Moreover, these stances were meant for positioning on conflicts far from home, when it comes to the home sphere of influence, Russia reacted differently. Can a similar behavior be expected from China if its primacy is threatened in its home sphere? Will the Russian move to defend its interest in Crimea impact the operation of Shanghai Cooperation Organization, dominated by the emerging global powers, is also yet to be seen.

The Fate of Proxies

In the context of Middle East and South Asia, one of the most dangerous ramifications of the growing US-Russian tensions has to do with the role of proxies. After all, the present war on terror is one left over vestige of the Cold War. PoliTact has previously observed in this space that the Arab Spring, war on terror, and tussles of global powers have already merged in the Middle East. One of the perilous lessons of the Syria campaign has to do with the efficacy of non-state actors in urban fighting. Had Hezbollah not come to the aid of Assad, Syria’s conventional military would not have been able to sustain the regime. What this implies for the AfPak region is too early to tell, but the parallel are there for an imaginative mind.

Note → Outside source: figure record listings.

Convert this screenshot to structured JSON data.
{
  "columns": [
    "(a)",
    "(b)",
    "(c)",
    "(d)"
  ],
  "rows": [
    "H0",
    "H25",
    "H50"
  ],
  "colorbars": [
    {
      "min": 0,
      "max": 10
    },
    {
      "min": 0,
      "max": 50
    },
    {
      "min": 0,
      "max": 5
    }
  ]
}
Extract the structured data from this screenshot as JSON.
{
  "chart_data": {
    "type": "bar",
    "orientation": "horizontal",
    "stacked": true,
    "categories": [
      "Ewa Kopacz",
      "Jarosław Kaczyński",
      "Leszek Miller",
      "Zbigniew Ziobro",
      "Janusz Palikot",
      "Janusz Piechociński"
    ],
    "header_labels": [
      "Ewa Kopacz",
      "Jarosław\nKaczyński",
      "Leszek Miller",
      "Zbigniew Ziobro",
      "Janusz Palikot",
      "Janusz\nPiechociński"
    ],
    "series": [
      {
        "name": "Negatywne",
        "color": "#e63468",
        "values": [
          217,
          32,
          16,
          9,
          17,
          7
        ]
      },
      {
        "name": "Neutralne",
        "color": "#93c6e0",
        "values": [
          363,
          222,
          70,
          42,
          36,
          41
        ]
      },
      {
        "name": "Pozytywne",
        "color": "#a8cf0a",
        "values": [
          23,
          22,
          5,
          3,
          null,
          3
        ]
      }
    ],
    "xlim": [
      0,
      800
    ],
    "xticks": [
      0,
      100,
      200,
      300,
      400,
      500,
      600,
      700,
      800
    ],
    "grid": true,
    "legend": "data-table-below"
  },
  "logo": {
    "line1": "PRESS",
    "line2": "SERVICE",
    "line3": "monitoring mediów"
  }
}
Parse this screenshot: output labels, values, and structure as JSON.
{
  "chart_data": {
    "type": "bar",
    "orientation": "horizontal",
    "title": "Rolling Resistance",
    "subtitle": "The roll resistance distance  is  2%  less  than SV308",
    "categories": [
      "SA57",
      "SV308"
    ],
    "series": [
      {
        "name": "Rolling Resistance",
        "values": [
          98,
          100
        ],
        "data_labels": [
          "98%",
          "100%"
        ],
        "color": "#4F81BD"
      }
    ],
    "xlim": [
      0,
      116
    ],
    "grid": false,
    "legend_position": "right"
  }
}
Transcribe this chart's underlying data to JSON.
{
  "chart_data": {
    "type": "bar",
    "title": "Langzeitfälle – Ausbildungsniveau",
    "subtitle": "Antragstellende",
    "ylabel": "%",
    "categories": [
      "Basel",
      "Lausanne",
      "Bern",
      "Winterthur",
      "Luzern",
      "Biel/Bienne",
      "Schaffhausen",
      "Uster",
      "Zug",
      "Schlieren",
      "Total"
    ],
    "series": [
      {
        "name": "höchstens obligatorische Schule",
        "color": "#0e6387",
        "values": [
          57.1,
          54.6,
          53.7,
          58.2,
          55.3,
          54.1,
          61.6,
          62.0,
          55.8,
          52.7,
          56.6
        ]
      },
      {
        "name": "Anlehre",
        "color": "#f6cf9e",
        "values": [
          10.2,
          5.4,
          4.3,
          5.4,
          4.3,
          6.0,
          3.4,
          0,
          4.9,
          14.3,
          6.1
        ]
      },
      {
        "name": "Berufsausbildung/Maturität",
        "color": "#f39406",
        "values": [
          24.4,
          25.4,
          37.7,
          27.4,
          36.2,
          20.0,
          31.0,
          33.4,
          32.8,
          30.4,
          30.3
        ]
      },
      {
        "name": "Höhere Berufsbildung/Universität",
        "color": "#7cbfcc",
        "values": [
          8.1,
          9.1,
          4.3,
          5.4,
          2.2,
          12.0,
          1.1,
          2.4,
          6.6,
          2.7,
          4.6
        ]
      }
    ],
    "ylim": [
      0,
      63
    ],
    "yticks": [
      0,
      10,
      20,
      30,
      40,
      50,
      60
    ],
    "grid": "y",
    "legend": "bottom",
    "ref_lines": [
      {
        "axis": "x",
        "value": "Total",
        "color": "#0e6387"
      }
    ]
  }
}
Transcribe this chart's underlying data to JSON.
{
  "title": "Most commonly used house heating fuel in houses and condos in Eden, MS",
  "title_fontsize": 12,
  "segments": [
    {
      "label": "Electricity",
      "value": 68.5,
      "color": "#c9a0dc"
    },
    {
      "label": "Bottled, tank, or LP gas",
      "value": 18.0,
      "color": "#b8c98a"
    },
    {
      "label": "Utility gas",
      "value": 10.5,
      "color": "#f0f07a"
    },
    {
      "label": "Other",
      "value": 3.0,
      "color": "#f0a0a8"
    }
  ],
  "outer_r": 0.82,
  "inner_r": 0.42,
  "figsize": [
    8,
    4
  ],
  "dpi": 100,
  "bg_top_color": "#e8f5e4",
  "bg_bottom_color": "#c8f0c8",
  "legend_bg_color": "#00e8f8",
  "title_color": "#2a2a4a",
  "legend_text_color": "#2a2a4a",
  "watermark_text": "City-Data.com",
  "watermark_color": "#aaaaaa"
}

While China and Russia have been deepening ties with both the Shiite and Sunni states, using SCO, US and NATO have remained disengaged from Iran and the Shiite states. Now this pattern appears to be heading for a historic reversal as US focuses on building a balance, first in Iraq, and now by engaging Iran, and perhaps in the future attempt to pull then away from China and Russia. To what extent will this move disillusion the Gulf Sunnis, and if this would push them in the arms of Russia and China, remains to be seen. In this perspective, the Pakistan, China, and Saudi link, has taken an added significance.


As the global balance of power enters high speed of flux, the issues of state sovereignty and non-intervention have taken on added emphasis. They were paramount during the recent crisis of Libya and Syria, and have emerged again in Ukraine. Pakistan itself was recently caught in a controversy regarding its non-intervention stance on Syria and the potential shift under Saudi pressure. On the issue of Ukraine, India has not directly criticized Russia and has spoken against imposition of any sanctions.

The states that exist at the borders of the traditional spheres of influence are increasingly at the epicenter of tensions. These strains are causing weak states to crumble as they attempt to balance the various pulls and at the same time manage weakening economies and ethnic polarization. On the other hand, states in the Arab world and South and Central Asia, are also under pressure from the extremists. This is further aggravating the undoing of fragile states, and creating the necessity for global powers to protect their influence and interests. As they act, the autocrats, military dictators, and other proxies are poised to make a come back; certainly Gen Sisi has already sensed the change.